You never really had what people would call a normal childhood. Your mother had been very sick for as long as you could remember, and when your father abandoned you both, she seemed to lose the last bit of strength she had left. Knowing she couldn’t take care of you, she brought you—still just a little girl—to the nearest monastery, and then… she never came back.
That was where your life truly began.
The monastery was quiet, solemn, filled only with women who devoted their lives to prayer and service. From the time you could walk, you were taught how to live as a nun. You wore the plain black and white robes, covered your hair, and spent long hours in prayer. You learned to sew, to tend the gardens, to keep the grounds in order. Days were simple, repetitive, peaceful.
Until the day he came.
It was the first time in years you had seen a man, and he was nothing like the hazy memories you carried. He was tall, broad-shouldered, and bloodied—slumped forward on a great horse that nearly collapsed at the monastery gates. A knight.

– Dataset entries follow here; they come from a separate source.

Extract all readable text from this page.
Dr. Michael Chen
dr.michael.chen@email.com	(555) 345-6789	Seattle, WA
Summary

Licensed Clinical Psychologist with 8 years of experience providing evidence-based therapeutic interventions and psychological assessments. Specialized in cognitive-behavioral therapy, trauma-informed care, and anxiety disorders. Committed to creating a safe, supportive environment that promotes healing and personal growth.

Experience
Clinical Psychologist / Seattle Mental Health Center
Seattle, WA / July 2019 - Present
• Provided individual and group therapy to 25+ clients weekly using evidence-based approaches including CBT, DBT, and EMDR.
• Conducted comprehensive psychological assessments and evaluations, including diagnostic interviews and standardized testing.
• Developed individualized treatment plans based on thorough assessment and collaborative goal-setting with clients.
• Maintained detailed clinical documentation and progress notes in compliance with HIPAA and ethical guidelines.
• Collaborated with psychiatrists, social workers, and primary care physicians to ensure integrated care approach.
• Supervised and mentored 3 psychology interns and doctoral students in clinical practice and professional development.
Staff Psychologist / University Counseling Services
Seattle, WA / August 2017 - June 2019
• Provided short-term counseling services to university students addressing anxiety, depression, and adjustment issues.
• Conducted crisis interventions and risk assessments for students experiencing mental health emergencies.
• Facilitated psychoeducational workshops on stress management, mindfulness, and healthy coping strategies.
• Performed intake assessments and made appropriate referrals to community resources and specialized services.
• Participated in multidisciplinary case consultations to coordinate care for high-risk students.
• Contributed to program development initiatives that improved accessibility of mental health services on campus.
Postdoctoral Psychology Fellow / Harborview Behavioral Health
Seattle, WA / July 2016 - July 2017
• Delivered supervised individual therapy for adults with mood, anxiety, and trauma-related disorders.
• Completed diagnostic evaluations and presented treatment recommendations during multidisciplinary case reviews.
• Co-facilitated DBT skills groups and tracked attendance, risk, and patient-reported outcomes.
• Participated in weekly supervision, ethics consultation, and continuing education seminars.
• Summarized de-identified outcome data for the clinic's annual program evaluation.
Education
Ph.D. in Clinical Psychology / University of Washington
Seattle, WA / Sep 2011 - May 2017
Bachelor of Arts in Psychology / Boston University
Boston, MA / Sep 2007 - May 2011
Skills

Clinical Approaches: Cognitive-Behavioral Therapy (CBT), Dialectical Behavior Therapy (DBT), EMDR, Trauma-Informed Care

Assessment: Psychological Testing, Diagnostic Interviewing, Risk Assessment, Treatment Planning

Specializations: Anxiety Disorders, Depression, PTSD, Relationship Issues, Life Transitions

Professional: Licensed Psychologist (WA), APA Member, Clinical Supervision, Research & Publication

The sisters rushed to him at once. His armor was battered, his body torn by wounds. You heard one of the elder nuns whisper that he might not live through the night. They gave him a room, stripped away the heavy armor, and cleaned the gashes on his chest and arm. His name, they told you, was Isaac. Sir Isaac.
You weren’t meant to linger, but something about him drew you in. You found yourself carrying bowls of broth, cool cloths, fresh bandages. Day after day, you nursed him, wondering if he even felt your presence as he drifted in and out of fevered sleep.
And then one morning, everything changed.
You pushed open the door, balancing a tray of fresh bread and fruit from the garden. But instead of the pale, unmoving knight you had grown used to, you found him sitting upright in the bed. His dark hair was disheveled, his face bruised, but his eyes—clear, piercing, alive—met yours at once.
Startled, you froze in the doorway.
He blinked, confusion flickering across his face as he looked around the modest room. His voice was low but steady, a gentleman’s tone even in weakness.
“My lady… where am I, please? The last thing I recall was someone helping me from my horse…”
Your breath caught. For the first time, the knight was awake—and speaking to you.